Southernplayalisticadillacmusic (1994)
Alors que la consternante guerre "East Coast / West Coast" fait rage, Outkast ouvre une brèche par le sud en débarquant avec un disque remuant et impressionniste qui modifie la cartographie simpliste que beaucoup se font du rap. US. Player’s Ball, hit évident de ce premier album, prouve qu’on peut sourire et faire de l’esprit dans ce monde de brutes qu’est le hip-hop US: excellente nouvelle.
ATLiens (1996)
Avec son titre un peu futuriste, ATLiens puise plutôt dans les vieilles recettes pour pousser un peu plus loin l’expérience Outkast. Très influencé par les rythmiques fessues et seventies du grand George Clinton, ou par les mouvements du bassin des gospels du Sud, ATLiens emmène le hip-hop encore un peu plus loin sur la piste de danse.
Aquemini (1998)
Outkast assure définitivement sa place particulière sur la scène hip-hop US avec ce disque qui mélange beats bizarres, riffs de guitares, orchestre, et scratchs furieux. Alors que de nombreux groupes hip-hop ancrent leur musique dans la réalité du quotidien, Outkast s’invente des univers surréalistes, mais qui n’affaiblissent pas la force de son propos, comme le prouve Rosa Parks: l’un des plus beaux hommages rendus à cette grande dame, et le premier vrai carton radio du groupe.
Stankonia (2000)
Avec ses trois singles évidents, Ms. Jackson, B.O.B. et So Fresh, Stankonia tape immédiatement où ça fait du bien. Pas un booty qui ait résisté à ces petites bombes de dancefloor, dont le seul défaut est peut-être de masquer les contours mouvants et aventureux d’un disque moderne, épique et psychédélique, qui achève définitivement d’imposer la marque de fabrique Outkast. Avec Stankonia, le duo d’Atlanta prouve qu’on peut parler au bas et au haut du corps à la fois: c’est assez rare pour être signalé.

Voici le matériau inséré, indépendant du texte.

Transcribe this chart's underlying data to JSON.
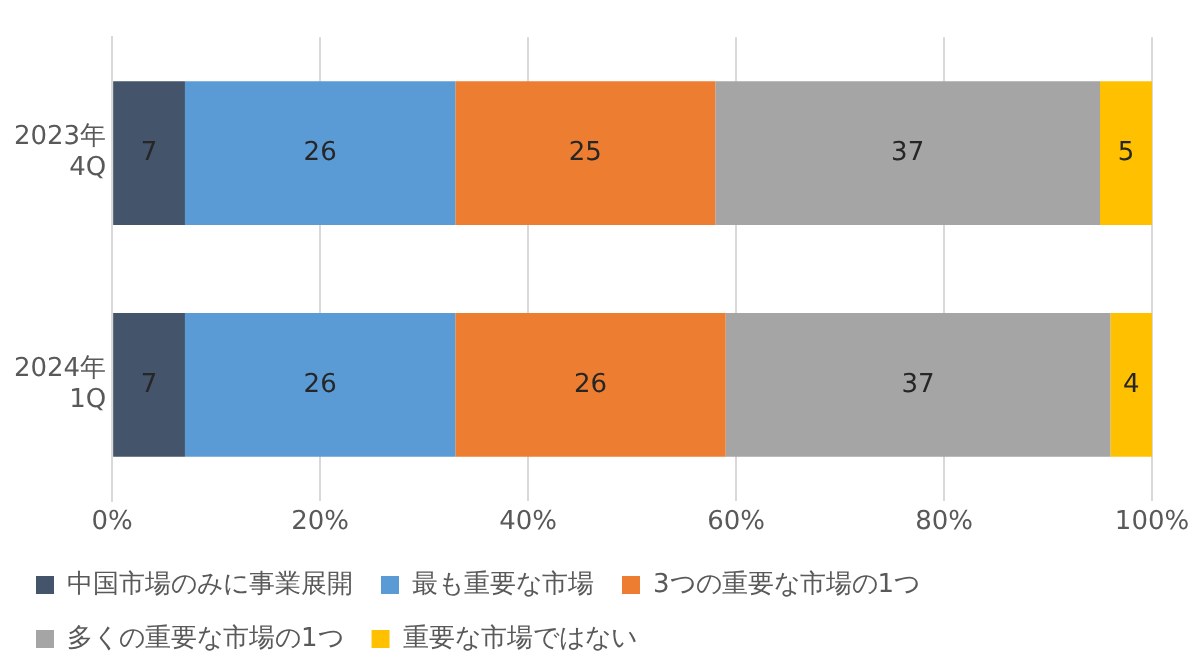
{
  "chart_data": {
    "type": "bar",
    "orientation": "horizontal",
    "stacked": true,
    "categories": [
      "2023年4Q",
      "2024年1Q"
    ],
    "series": [
      {
        "name": "中国市場のみに事業展開",
        "color": "#44546a",
        "values": [
          7,
          7
        ]
      },
      {
        "name": "最も重要な市場",
        "color": "#5b9bd5",
        "values": [
          26,
          26
        ]
      },
      {
        "name": "3つの重要な市場の1つ",
        "color": "#ed7d31",
        "values": [
          25,
          26
        ]
      },
      {
        "name": "多くの重要な市場の1つ",
        "color": "#a5a5a5",
        "values": [
          37,
          37
        ]
      },
      {
        "name": "重要な市場ではない",
        "color": "#ffc000",
        "values": [
          5,
          4
        ]
      }
    ],
    "xlim": [
      0,
      100
    ],
    "xticks": [
      {
        "value": 0,
        "label": "0%"
      },
      {
        "value": 20,
        "label": "20%"
      },
      {
        "value": 40,
        "label": "40%"
      },
      {
        "value": 60,
        "label": "60%"
      },
      {
        "value": 80,
        "label": "80%"
      },
      {
        "value": 100,
        "label": "100%"
      }
    ],
    "grid": "x",
    "legend": "bottom",
    "data_labels": true
  }
}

Speakerboxxx / The Love Below (2003)
Deux ans après la sortie d’un best of (Big Boi and Dre Present… Outkast) qui aurait pu laisser craindre l’affaissement, le duo revient avec son disque de loin le plus surprenant. Speakerboxxx / The Love Below regroupe en effet les échappées solitaires respectives de Big Boi et Andre, qui, dans des styles différents (jazzy et quasi yéyé pour Dre; électro-booty pour Big Boi), imposent un groove délicieusement moderne et élégant, dont les météorites Hey Ya! et The Way You Move sont les plus beaux représentants. Le disque reçoit en 2004 le Grammy du meilleur album de l’année. Indispensable, tout simplement.